農研機構

VOICE from NARO

農作業の省力化に貢献する研究

田植えの頃、きれいに植え付けられた田んぼを見て、日本らしさを感じたり、心が洗われるような思いを抱かれたりする方も多いのではないでしょうか。

稲作に限りませんが、わが国の農業における労働力不足や農業従事者の高齢化に対応するため、より少ない人数で効率的に農作業を行う技術が強く求められています。今回の特集では、田植機と水稲直播(ちょくは)栽培技術について紹介しており、どちらも農作業の省力化に大きく関係しています。

温暖湿潤で雑草発生が多いわが国において、苗を育てて移植栽培を行うことは、作物の雑草に対する競争力を高め、除草の作業負担を減らすことができる重要な栽培技術ですが、機械化以前の田植え作業は、多くの作業者を集めて行う重労働でした。この労働負担を軽減するため、手押し型から歩行型、乗用型と機械化が進み、合わせて機械の高速化も行われ、現在では自動運転の田植機が使用されるまでになりました。この結果、田植え作業については大いに省力化されてきています。

一方、水稲移植栽培は苗を作る工程で多くの作業時間が必要であり、特に大規模な経営体では大きな負担となります。この育苗にかかる労力削減のため、種子を直接田んぼに播く、直播栽培技術が開発されてきました。水稲では効果の高い除草剤が普及したこともあり、近年、約3万5千ヘクタール(全国)で直播栽培が行われています。各地域の気候、土壌の性質、作業可能な時期などに合わせていくつかの直播方式があり、生産者の状況に応じた技術選択により直播栽培面積の拡大が期待されます。

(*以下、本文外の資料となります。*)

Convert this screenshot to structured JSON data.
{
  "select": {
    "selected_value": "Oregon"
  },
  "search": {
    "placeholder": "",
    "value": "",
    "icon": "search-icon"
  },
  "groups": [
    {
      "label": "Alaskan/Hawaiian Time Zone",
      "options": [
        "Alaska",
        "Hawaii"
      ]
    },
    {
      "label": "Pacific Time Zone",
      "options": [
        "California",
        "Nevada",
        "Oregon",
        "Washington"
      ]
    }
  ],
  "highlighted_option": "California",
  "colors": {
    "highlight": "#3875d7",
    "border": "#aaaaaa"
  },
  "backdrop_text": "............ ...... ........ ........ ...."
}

農研機構では、引き続き農業生産者の労働負担低減や、労働生産性の向上とそれに伴う生産コストの低減に役立つ技術開発に取り組んで参ります。そのための農業機械の開発研究を主に担う農業機械研究部門では、今号で紹介したような農機具の変遷や最新農機を展示する施設もありますので、機会がありましたら是非お立ち寄りください。